January 17, 2018

The major US stock market averages shot up this morning in response to corporate earnings announcements and economic data. The Dow and SPX are currently up 185 pts & .5%, respectively. Nine of eleven market sectors are trading higher. Interestingly, the defensive sectors—utilities, consumer staples, real estate—are bouncing back after a rough couple of weeks. But we’re also getting participation from some cyclical groups (semiconductors, biotechs, retailers). Both the dollar and commodities are modestly higher. WTI crude oil bounced back to $64/barrel. Bonds are selling off again as yields head higher. The 5-year and 10-year Treasury yields ticked up top 2.38% and 2.56%, respectively. The 10-year runs into resistance at 2.63%. 

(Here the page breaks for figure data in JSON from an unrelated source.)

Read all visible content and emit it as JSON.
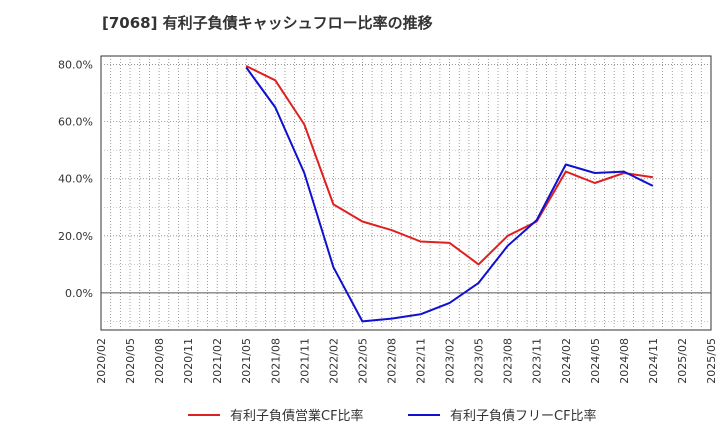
{
  "chart_data": {
    "type": "line",
    "title": "[7068]  有利子負債キャッシュフロー比率の推移",
    "xlabel": "",
    "ylabel": "",
    "x_ticks": [
      "2020/02",
      "2020/05",
      "2020/08",
      "2020/11",
      "2021/02",
      "2021/05",
      "2021/08",
      "2021/11",
      "2022/02",
      "2022/05",
      "2022/08",
      "2022/11",
      "2023/02",
      "2023/05",
      "2023/08",
      "2023/11",
      "2024/02",
      "2024/05",
      "2024/08",
      "2024/11",
      "2025/02",
      "2025/05"
    ],
    "y_ticks": [
      0,
      20,
      40,
      60,
      80
    ],
    "y_tick_labels": [
      "0.0%",
      "20.0%",
      "40.0%",
      "60.0%",
      "80.0%"
    ],
    "ylim": [
      -13,
      83
    ],
    "grid": true,
    "legend_position": "bottom",
    "series": [
      {
        "name": "有利子負債営業CF比率",
        "color": "#e02020",
        "points": [
          {
            "x": "2021/05",
            "y": 79.5
          },
          {
            "x": "2021/08",
            "y": 74.5
          },
          {
            "x": "2021/11",
            "y": 59.0
          },
          {
            "x": "2022/02",
            "y": 31.0
          },
          {
            "x": "2022/05",
            "y": 25.0
          },
          {
            "x": "2022/08",
            "y": 22.0
          },
          {
            "x": "2022/11",
            "y": 18.0
          },
          {
            "x": "2023/02",
            "y": 17.5
          },
          {
            "x": "2023/05",
            "y": 10.0
          },
          {
            "x": "2023/08",
            "y": 20.0
          },
          {
            "x": "2023/11",
            "y": 25.0
          },
          {
            "x": "2024/02",
            "y": 42.5
          },
          {
            "x": "2024/05",
            "y": 38.5
          },
          {
            "x": "2024/08",
            "y": 42.0
          },
          {
            "x": "2024/11",
            "y": 40.5
          }
        ]
      },
      {
        "name": "有利子負債フリーCF比率",
        "color": "#1010d0",
        "points": [
          {
            "x": "2021/05",
            "y": 79.0
          },
          {
            "x": "2021/08",
            "y": 65.0
          },
          {
            "x": "2021/11",
            "y": 42.0
          },
          {
            "x": "2022/02",
            "y": 9.0
          },
          {
            "x": "2022/05",
            "y": -10.0
          },
          {
            "x": "2022/08",
            "y": -9.0
          },
          {
            "x": "2022/11",
            "y": -7.5
          },
          {
            "x": "2023/02",
            "y": -3.5
          },
          {
            "x": "2023/05",
            "y": 3.5
          },
          {
            "x": "2023/08",
            "y": 16.5
          },
          {
            "x": "2023/11",
            "y": 25.5
          },
          {
            "x": "2024/02",
            "y": 45.0
          },
          {
            "x": "2024/05",
            "y": 42.0
          },
          {
            "x": "2024/08",
            "y": 42.5
          },
          {
            "x": "2024/11",
            "y": 37.5
          }
        ]
      }
    ]
  }
}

US industrial production surged .9% in December from prior month levels. Economists were anticipating about half that much. So now production—including output from factories, mines and utilities—has accelerated for four straight months. In addition, capacity utilization in the nation’s factories climbed all the way to 77.9%, a level we haven’t seen since the beginning of 2015. As a rule of thumb, factory capacity utilization hovers around 80% only when the economy is faring well. According to Bloomberg, the “economy ended 2017 on a high note. Output growth appeared to be accelerating as both households and businesses felt more confident…”

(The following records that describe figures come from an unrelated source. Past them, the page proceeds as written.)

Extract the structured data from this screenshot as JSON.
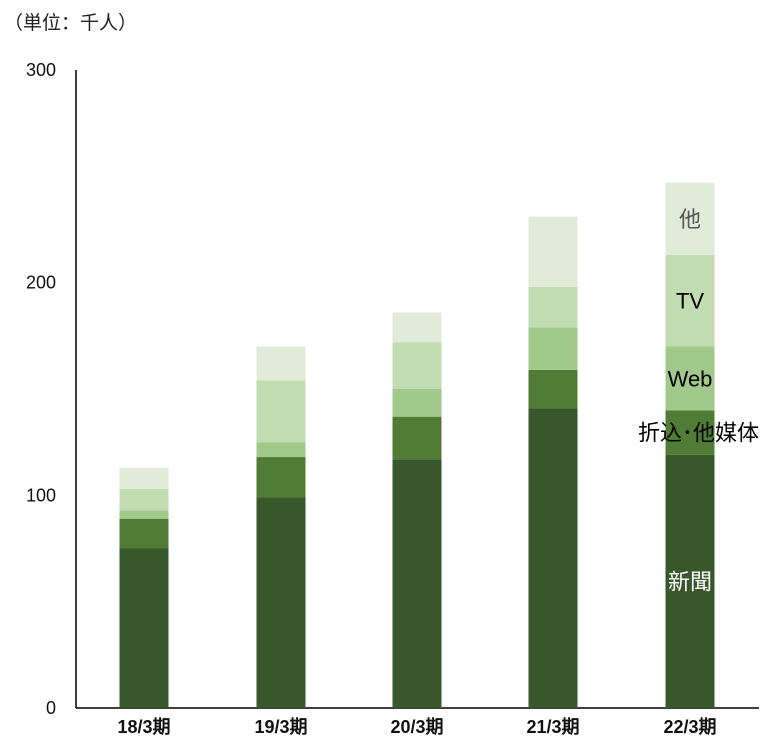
{
  "chart_data": {
    "type": "bar",
    "stacked": true,
    "unit_label": "（単位：千人）",
    "categories": [
      "18/3期",
      "19/3期",
      "20/3期",
      "21/3期",
      "22/3期"
    ],
    "ylim": [
      0,
      300
    ],
    "yticks": [
      0,
      100,
      200,
      300
    ],
    "grid": false,
    "legend": "inline labels on last bar",
    "series": [
      {
        "name": "新聞",
        "color": "#38582c",
        "label_color": "#ffffff",
        "values": [
          75,
          99,
          117,
          141,
          119
        ]
      },
      {
        "name": "折込･他媒体",
        "color": "#517c35",
        "label_color": "#000000",
        "values": [
          14,
          19,
          20,
          18,
          21
        ]
      },
      {
        "name": "Web",
        "color": "#a2c98c",
        "label_color": "#000000",
        "values": [
          4,
          7,
          13,
          20,
          30
        ]
      },
      {
        "name": "TV",
        "color": "#c1dcb0",
        "label_color": "#000000",
        "values": [
          10,
          29,
          22,
          19,
          43
        ]
      },
      {
        "name": "他",
        "color": "#e1ebd9",
        "label_color": "#555555",
        "values": [
          10,
          16,
          14,
          33,
          34
        ]
      }
    ]
  }
}
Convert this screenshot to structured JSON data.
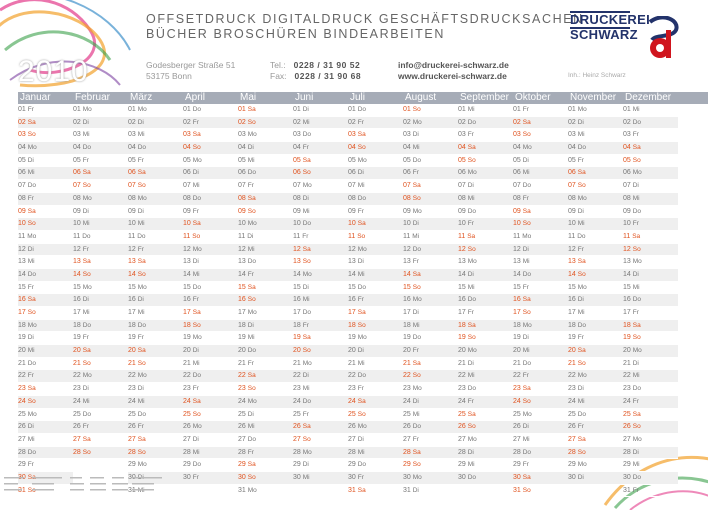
{
  "year": "2010",
  "services": {
    "line1": "OFFSETDRUCK   DIGITALDRUCK   GESCHÄFTSDRUCKSACHEN",
    "line2": "BÜCHER   BROSCHÜREN   BINDEARBEITEN"
  },
  "address": {
    "street": "Godesberger Straße 51",
    "city": "53175 Bonn"
  },
  "contact": {
    "tel_label": "Tel.:",
    "tel": "0228 / 31 90 52",
    "fax_label": "Fax:",
    "fax": "0228 / 31 90 68",
    "email": "info@druckerei-schwarz.de",
    "web": "www.druckerei-schwarz.de"
  },
  "logo": {
    "line1": "DRUCKEREI",
    "line2": "SCHWARZ",
    "owner": "Inh.: Heinz Schwarz"
  },
  "colors": {
    "header": "#a6acb7",
    "weekend": "#e0521e",
    "logo_blue": "#23336b",
    "logo_red": "#d0151e"
  },
  "months": [
    {
      "name": "Januar",
      "start": 5,
      "days": 31
    },
    {
      "name": "Februar",
      "start": 1,
      "days": 28
    },
    {
      "name": "März",
      "start": 1,
      "days": 31
    },
    {
      "name": "April",
      "start": 4,
      "days": 30
    },
    {
      "name": "Mai",
      "start": 6,
      "days": 31
    },
    {
      "name": "Juni",
      "start": 2,
      "days": 30
    },
    {
      "name": "Juli",
      "start": 4,
      "days": 31
    },
    {
      "name": "August",
      "start": 0,
      "days": 31
    },
    {
      "name": "September",
      "start": 3,
      "days": 30
    },
    {
      "name": "Oktober",
      "start": 5,
      "days": 31
    },
    {
      "name": "November",
      "start": 1,
      "days": 30
    },
    {
      "name": "Dezember",
      "start": 3,
      "days": 31
    }
  ],
  "weekdays": [
    "So",
    "Mo",
    "Di",
    "Mi",
    "Do",
    "Fr",
    "Sa"
  ]
}
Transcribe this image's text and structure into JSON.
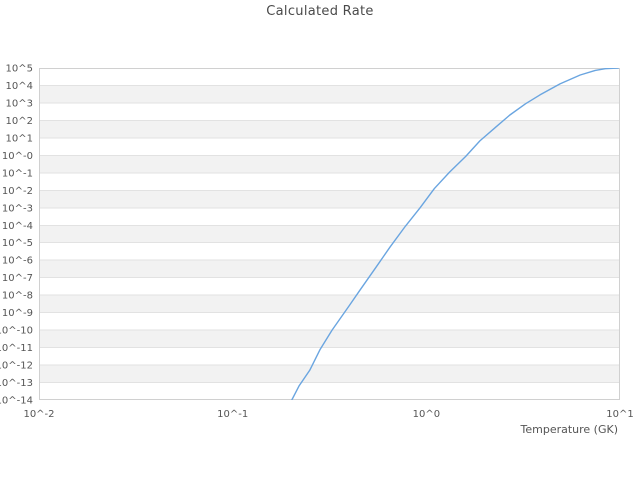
{
  "chart_data": {
    "type": "line",
    "title": "Calculated Rate",
    "xlabel": "Temperature (GK)",
    "ylabel": "",
    "x_scale": "log10",
    "y_scale": "log10",
    "xlog10_range": [
      -2,
      1
    ],
    "ylog10_range": [
      -14,
      5
    ],
    "x_tick_labels": [
      "10^-2",
      "10^-1",
      "10^0",
      "10^1"
    ],
    "y_tick_labels": [
      "10^5",
      "10^4",
      "10^3",
      "10^2",
      "10^1",
      "10^-0",
      "10^-1",
      "10^-2",
      "10^-3",
      "10^-4",
      "10^-5",
      "10^-6",
      "10^-7",
      "10^-8",
      "10^-9",
      "10^-10",
      "10^-11",
      "10^-12",
      "10^-13",
      "10^-14"
    ],
    "grid": "horizontal-only, alternating shaded decade bands",
    "legend": false,
    "series": [
      {
        "name": "calculated-rate",
        "color": "#6aa5e0",
        "x_temperature_gk": [
          0.197,
          0.202,
          0.22,
          0.25,
          0.283,
          0.326,
          0.4,
          0.455,
          0.55,
          0.65,
          0.78,
          0.927,
          1.1,
          1.32,
          1.6,
          1.89,
          2.3,
          2.7,
          3.25,
          3.86,
          4.9,
          6.23,
          7.45,
          8.39,
          9.8
        ],
        "y_log10_rate": [
          -14.35,
          -14.0,
          -13.2,
          -12.3,
          -11.1,
          -10.0,
          -8.6,
          -7.7,
          -6.4,
          -5.24,
          -4.05,
          -3.01,
          -1.9,
          -0.95,
          -0.05,
          0.83,
          1.65,
          2.31,
          2.95,
          3.46,
          4.09,
          4.6,
          4.86,
          4.96,
          5.0
        ]
      }
    ],
    "colors": {
      "band": "#f2f2f2",
      "gridline": "#e2e2e2",
      "border": "#d0d0d0",
      "curve": "#6aa5e0",
      "tick_text": "#555555",
      "title_text": "#4a4a4a"
    }
  }
}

Bank of America (BAC) missed Wall Street revenue forecasts but beat earnings-per-share expectations. Profitability improved during the quarter, and net interest income rose 11%. The bank saw loans and deposits grow, but Wall Street may take issue with the slow rate of loan growth. The CEO talked about the impact of tax reform, saying he expects BAC’s effective tax rate to fall to 20% from 29% currently. The stock is down about 1% at the moment. 

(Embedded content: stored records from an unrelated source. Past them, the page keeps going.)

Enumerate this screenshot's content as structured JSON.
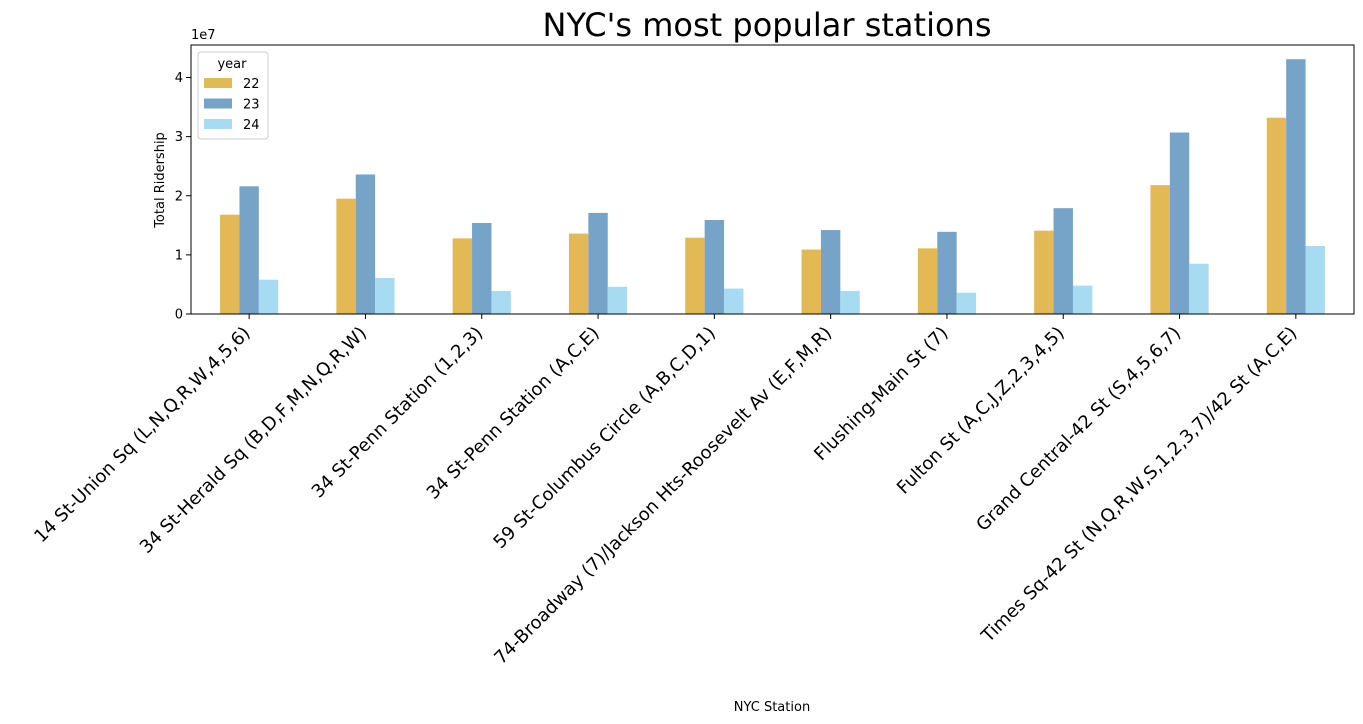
{
  "chart_data": {
    "type": "bar",
    "title": "NYC's most popular stations",
    "xlabel": "NYC Station",
    "ylabel": "Total Ridership",
    "offset_label": "1e7",
    "ylim": [
      0,
      45500000
    ],
    "yticks": [
      0,
      10000000,
      20000000,
      30000000,
      40000000
    ],
    "ytick_labels": [
      "0",
      "1",
      "2",
      "3",
      "4"
    ],
    "grid": false,
    "legend": {
      "title": "year",
      "placement": "top-left"
    },
    "categories": [
      "14 St-Union Sq (L,N,Q,R,W,4,5,6)",
      "34 St-Herald Sq (B,D,F,M,N,Q,R,W)",
      "34 St-Penn Station (1,2,3)",
      "34 St-Penn Station (A,C,E)",
      "59 St-Columbus Circle (A,B,C,D,1)",
      "74-Broadway (7)/Jackson Hts-Roosevelt Av (E,F,M,R)",
      "Flushing-Main St (7)",
      "Fulton St (A,C,J,Z,2,3,4,5)",
      "Grand Central-42 St (S,4,5,6,7)",
      "Times Sq-42 St (N,Q,R,W,S,1,2,3,7)/42 St (A,C,E)"
    ],
    "series": [
      {
        "name": "22",
        "color": "#e2b955",
        "values": [
          16800000,
          19500000,
          12800000,
          13600000,
          12900000,
          10900000,
          11100000,
          14100000,
          21800000,
          33200000
        ]
      },
      {
        "name": "23",
        "color": "#75a4c8",
        "values": [
          21600000,
          23600000,
          15400000,
          17100000,
          15900000,
          14200000,
          13900000,
          17900000,
          30700000,
          43100000
        ]
      },
      {
        "name": "24",
        "color": "#a6dbf1",
        "values": [
          5800000,
          6100000,
          3900000,
          4600000,
          4300000,
          3900000,
          3600000,
          4800000,
          8500000,
          11500000
        ]
      }
    ]
  }
}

And by the way, Bank of America just issued a warning to its customers on Bitcoin. The bank, which owns Merrill Lynch, has just banned its financial advisors from buying cryptocurrency investments for their customers. CEO Brian Moynihan said he is limiting BAC’s exposure to crypto and “customers should be careful here.” He also noted that cryptocurrencies are useful for criminals because fund flows are hard to track. Separately, the CEO of Wells Fargo said today that Bitcoin “is a pyramid scheme. It makes no sense.” And he issued his own warning, which we haven’t heard from anyone else: if cryptocurrencies crash, “it will spill over into equities.” Bitcoin has recently fallen 50% from its highs. 

In a move that can be described as boring but potentially important, new accounting rules from the Financial Accounting Standards Board (FASB) are set to change the way US companies report their partial ownership stakes in other companies. Bloomberg ran an article today about the rule change. These holdings are called “equity investments” and are common for large publicly-traded companies. Berkshire Hathaway (BRK/B), for example, holds a large number of shares in Coca-Cola (KO) and American Express (AXP). Anyway, going forward Berkshire will have to account for the change in value of those stock holdings on its financial statements. And that means more fluctuation for the company’s earnings per share. Berkshire’s CEO Warren Buffett refers to the accounting change as a “nightmare” because it will distort the profitability of his company. But I want to emphasize that for professional analysts and investors, the rule change doesn’t really matter. That’s because investors know that stock investments are only a sideline for Berkshire, and don’t matter all that much. Much more important are the operating businesses fully owned by the company—like insurance and railways. And more generally, for any publicly-traded company, analysts are always stripping out unimportant or one-time items from financial statements in order to understand the health of the main underlying business.